Pronto me encariñé con la pequeña congregación de Bibelforcher. Tenía dos jóvenes compañeros de juegos, André Schoenauer y Edmund Schaguené, y un abuelo, el señor Huber, un ingeniero jubilado viudo de pelo cano y buenas maneras. Un padrazo que tenía un reloj con cadena de oro en el bolsillo del chaleco. Marcel Graf, oficinista en las minas de potasio, era alto, calvo y muy hablador. Los hermanos Zinglé vestían a menudo pantalones de montaña porque les gustaba escalar los Alpes suizos. El señor Lauber era un padre viudo con dos niños pequeños que había perdido una pierna en la guerra. Aun así, acudía fielmente a todas las actividades de la congregación en una vieja bicicleta con su hija de cinco años, Jeannette, sentada detrás de él. También estaban los Dossmanns, cuyo hijo trabajaba en la sucursal de los testigos de Jehová de París, y otros que acudían de fuera de la ciudad.
Mamá, con su espíritu misionero, desempeñaba un papel muy importante en las actividades del grupo. Visitaba y ayudaba a familias, como los Saler, a superar situaciones de necesidad y vivir una vida mejor. Ella creía que no solo se debía enseñar sino también hacer obras de caridad. Entre las personas que visitaba, estaba Martina Ast, una alegre doncella de una familia judía, dueños de la Gallerie Lafayette, los grandes almacenes de Mulhouse. Me encantaba ir a visitarla. Siempre planteaba preguntas bíblicas muy interesantes, pero ¡también servía deliciosos pasteles! A veces incluso jugaba conmigo.
Entre todos nuestros amigos había una pareja muy especial: los Koehl6 Cierto día que venían de visita, yo los esperaba con impaciencia en la ventana. Vinieron a pesar del frío que hacía.
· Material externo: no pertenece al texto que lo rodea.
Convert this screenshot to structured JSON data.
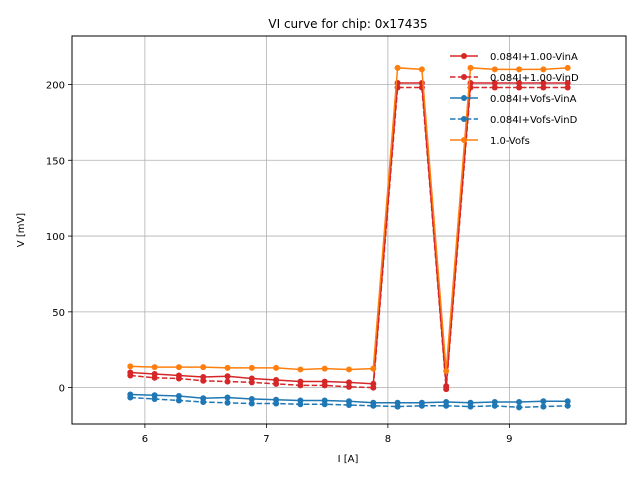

Adolphe, que era barbero y se llamaba igual que mi padre, cogía suavemente a María del codo con una mano y llevaba al perro de la correa con la otra. Las manos de María estaban protegidas por un manguito de piel a juego con su cuello de zorro plateado. Parecían recién salidos de una revista de moda. Una vez sentados en nuestro pequeño salón, los dos Adolphe se enzarzaron en una animada conversación. Mientras tanto, mamá y María intercambiaban recetas en la cocina. Después de tocar al piano la canción favorita de María, La Paloma, mamá me pidió que sirviera el té. Los oídos me iban de un grupo a otro. Pero por alguna razón, la oreja izquierda era “mayor” que la derecha. Siempre se dirigía hacia la conversación de los dos Adolphe.
6Adolphe Koehl ya era miembro de la congregación de Mulhouse cuando esta le mandó un telegrama al gobierno de Hitler como protesta por la persecución a la que estaban siendo sometidos los testigos de Jehová en Alemania. El 7 de octubre de 1934 los Testigos de 50 países enviaron telegramas de este tipo a Hitler, lo que le enfureció mucho.
—Pero, ¿quién se cree que es? ¿Un dios? —le decía uno a otro.
—Es una simple marioneta en manos de los demonios —respondía el otro.
—Se considera el salvador de Alemania, el Heiland. Y sólo es un gusano.
—Un gusano dañino y podrido.
—Gana una batalla tras otra.
—Sí, pero nunca vencerá a los testigos de Jehová.
Me preguntaba a quién se referirían. La conversación giraba en torno a un libro que nuestros invitados habían traído: Cruzada contra el Cristianismo7 Lo habían dejado abierto en una página con un plano de algún tipo de campamento.